Officers downloaded over 200 Hundred Handers stickers and photographs from Melia’s digital devices.

The prosecution further outlined the expectation Melia placed on others: to display the stickers in public as he did.

Examples of Melia’s racist stickering cited included anti-Black statements around Black Lives Matter (BLM) in his local town. On Telegram, the channel boasted of targeting a street sign near the home of a Muslim teenager and their family after making headlines for expressing support for BLM during the summer of 2020.

Over the years, Tell MAMA did receive reports about their activities, including stickers linking Muslims broadly to criminality or pushing white supremacist conspiracy theories. In 2018, the public alerted us to stickers targeting Muslim communities with “No 2 Halal” and “No 2 Koser” stickers – distribution of the former launched a hate crime investigation in the St Helens area in February 2020. Weeks earlier, we highlighted how local anti-racists removed a Hundred Handers sticker in Sunderland whilst highlighting the antisemitic, anti-Muslim and broad racist ideologies that underpinned the stickering.

Following the guilty verdict, Nick Price, head of the CPS Special Crime and Counter Terrorism Division, made clear that: “It is illegal to publish such material intending to stir up racial hatred towards others, and the CPS will not hesitate to bring prosecutions against those who break the law in this way.”

Price also stated: “Melia was perfectly aware that the stickers he published on his Telegram channel were being downloaded and then stuck up in public places around the country.

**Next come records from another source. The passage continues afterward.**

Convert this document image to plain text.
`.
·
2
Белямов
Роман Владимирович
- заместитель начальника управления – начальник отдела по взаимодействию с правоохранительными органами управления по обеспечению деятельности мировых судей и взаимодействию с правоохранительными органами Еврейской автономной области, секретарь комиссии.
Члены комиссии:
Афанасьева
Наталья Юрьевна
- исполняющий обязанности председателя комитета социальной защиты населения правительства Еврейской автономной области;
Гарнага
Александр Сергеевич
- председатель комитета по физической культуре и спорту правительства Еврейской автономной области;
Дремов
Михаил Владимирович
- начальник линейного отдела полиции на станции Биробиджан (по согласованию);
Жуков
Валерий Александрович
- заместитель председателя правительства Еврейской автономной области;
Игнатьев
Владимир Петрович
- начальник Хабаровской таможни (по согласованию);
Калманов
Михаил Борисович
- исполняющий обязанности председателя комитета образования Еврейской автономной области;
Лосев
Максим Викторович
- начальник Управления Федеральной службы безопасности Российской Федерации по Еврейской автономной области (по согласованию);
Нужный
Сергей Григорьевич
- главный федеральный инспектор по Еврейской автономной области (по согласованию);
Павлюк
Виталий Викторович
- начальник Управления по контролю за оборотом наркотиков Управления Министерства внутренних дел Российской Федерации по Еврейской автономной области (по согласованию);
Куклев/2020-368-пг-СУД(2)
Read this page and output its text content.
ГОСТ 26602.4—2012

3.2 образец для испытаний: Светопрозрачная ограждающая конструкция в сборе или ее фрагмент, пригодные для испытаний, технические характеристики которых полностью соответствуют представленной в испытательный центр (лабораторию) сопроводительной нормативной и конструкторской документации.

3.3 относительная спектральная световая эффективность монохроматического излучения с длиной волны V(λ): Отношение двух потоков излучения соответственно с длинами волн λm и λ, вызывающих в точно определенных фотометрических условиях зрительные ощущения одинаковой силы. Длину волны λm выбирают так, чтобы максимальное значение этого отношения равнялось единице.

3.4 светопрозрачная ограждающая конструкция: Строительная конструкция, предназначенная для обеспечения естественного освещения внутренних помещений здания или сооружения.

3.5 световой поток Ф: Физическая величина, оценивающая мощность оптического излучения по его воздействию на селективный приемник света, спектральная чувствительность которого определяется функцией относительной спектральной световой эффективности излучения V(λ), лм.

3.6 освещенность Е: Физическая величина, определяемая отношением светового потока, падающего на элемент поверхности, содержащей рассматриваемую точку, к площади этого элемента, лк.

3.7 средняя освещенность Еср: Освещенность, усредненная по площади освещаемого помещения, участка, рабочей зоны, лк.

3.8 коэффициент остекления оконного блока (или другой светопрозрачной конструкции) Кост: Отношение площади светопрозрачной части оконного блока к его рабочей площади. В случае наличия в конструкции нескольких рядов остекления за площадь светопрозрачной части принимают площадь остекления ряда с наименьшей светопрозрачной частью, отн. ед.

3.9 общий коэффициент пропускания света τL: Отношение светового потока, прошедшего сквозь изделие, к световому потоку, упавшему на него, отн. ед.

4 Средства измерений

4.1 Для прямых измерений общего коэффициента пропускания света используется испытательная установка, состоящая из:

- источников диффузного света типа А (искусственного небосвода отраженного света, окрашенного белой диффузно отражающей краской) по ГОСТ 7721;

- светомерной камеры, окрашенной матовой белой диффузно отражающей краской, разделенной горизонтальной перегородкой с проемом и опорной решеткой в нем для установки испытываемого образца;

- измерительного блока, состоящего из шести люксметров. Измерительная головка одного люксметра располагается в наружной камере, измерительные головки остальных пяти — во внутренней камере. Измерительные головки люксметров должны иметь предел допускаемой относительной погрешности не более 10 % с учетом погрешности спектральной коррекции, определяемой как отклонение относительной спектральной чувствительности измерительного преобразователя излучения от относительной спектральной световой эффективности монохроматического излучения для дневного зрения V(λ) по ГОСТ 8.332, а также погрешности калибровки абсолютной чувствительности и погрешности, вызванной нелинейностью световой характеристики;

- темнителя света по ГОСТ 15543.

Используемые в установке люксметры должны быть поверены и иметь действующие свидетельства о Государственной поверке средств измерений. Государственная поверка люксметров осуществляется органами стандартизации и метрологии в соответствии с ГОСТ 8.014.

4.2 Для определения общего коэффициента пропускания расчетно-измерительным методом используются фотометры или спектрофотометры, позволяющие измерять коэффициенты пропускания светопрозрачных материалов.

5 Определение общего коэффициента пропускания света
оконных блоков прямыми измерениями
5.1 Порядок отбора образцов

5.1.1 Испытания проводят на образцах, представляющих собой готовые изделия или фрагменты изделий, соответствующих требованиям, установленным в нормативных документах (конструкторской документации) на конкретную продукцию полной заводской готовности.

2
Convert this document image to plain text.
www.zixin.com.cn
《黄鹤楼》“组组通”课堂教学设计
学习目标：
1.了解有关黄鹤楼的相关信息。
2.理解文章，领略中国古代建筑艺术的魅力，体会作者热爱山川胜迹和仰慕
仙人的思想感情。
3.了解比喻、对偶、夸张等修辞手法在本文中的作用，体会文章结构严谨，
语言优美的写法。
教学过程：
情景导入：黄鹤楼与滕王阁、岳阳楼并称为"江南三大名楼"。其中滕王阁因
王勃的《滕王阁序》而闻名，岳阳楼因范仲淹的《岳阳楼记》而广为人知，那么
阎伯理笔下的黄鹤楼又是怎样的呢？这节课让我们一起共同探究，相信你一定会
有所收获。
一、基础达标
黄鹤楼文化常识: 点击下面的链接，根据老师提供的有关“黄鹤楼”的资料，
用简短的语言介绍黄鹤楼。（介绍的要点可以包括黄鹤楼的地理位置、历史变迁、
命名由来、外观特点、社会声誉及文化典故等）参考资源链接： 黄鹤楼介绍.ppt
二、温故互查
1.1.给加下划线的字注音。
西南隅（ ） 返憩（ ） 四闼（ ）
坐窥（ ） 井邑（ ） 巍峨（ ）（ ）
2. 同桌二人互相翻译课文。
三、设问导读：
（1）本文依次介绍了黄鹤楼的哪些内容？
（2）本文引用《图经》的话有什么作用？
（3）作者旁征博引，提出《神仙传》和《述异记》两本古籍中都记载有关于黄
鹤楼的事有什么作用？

“He also knew full well the impact these racially inflammatory stickers were having, and by attempting to remain anonymous, sought to protect himself and others from investigation.

“He was very deliberate in the manner he wanted to spread his messages of racial hatred, and online messages recovered made it clear that he knew these stickers were being displayed in public and causing damage to public property.”